Belafon titubeó a medio gesto.
—¿Cómo?
—Es muy lindo —añadió el turista apresuradamente. Buscó una palabra—. Pintoresco —decidió.
El druida se puso rígido.
—¿Lindo? —repitió marcando cada sílaba—. Un triunfo de la era del silicio, un milagro de la moderna tecnología masónica… ¿lindo?
—Oh, sí —asintió Dosflores, para quien el sarcasmo no era más que una palabra de ocho letras que empezaba por S.
—¿Qué significa «pintoresco»? —preguntó el druida.
—Significa «terriblemente impresionante» —explicó rápidamente Rincewind—. Y parece que corremos el peligro de aterrizar; así que si no te importa…
Belafon se dio media vuelta, sólo ligeramente apaciguado. Alzó los brazos bien extendidos y gritó una serie de palabras intraducibles que acababa con un «¡lindo!» en un susurro dolido.
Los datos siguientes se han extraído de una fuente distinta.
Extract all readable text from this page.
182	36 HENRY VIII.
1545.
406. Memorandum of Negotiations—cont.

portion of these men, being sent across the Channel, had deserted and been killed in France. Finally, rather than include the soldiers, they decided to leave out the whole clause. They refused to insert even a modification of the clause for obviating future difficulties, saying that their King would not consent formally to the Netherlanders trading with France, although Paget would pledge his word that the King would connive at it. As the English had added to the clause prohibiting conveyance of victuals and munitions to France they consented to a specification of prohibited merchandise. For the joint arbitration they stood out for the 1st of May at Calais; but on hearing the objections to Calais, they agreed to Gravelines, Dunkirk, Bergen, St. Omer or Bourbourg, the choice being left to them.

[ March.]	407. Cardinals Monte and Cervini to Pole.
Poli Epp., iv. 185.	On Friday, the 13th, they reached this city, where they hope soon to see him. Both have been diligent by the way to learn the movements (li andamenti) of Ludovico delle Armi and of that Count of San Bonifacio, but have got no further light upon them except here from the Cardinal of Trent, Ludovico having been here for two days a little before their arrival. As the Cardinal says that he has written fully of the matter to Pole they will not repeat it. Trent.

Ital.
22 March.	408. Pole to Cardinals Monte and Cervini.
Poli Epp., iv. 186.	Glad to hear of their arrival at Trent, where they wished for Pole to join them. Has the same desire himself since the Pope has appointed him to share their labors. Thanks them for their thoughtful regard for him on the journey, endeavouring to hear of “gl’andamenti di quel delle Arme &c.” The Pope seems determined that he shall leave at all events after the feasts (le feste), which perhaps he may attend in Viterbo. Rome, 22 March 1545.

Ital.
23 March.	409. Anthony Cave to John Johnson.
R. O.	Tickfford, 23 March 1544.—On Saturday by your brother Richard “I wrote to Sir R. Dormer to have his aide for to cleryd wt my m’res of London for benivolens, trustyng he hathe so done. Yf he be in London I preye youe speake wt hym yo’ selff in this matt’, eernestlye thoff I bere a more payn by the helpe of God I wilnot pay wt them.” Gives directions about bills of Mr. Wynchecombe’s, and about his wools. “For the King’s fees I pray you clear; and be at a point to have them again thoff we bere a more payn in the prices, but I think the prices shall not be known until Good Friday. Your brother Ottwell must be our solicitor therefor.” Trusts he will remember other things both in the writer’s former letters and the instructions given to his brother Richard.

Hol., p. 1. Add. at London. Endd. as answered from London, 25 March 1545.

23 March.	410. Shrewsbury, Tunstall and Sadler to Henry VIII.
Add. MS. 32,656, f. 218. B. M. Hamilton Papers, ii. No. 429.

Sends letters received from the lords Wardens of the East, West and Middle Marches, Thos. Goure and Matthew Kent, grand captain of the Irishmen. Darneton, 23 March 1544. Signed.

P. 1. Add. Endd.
La roca aminoró la velocidad, se desvió hacia un lado sobre un lecho de nieve y quedó suspendida sobre el círculo. Abajo, un druida agitaba dos ramas de muérdago trazando complicadas pautas, y Belafon hizo descender hábilmente la enorme losa hasta posarla entre dos gigantes verticales.
Rincewind dejó escapar el aliento en un largo suspiro, que huyó a toda velocidad para esconderse en alguna parte.
Una escalera fue colocada con un restallido contra un costado de la losa, y la cabeza de un druida anciano apareció sobre el borde. Miró con asombro a los dos pasajeros, y alzó la vista para mirar a Belafon.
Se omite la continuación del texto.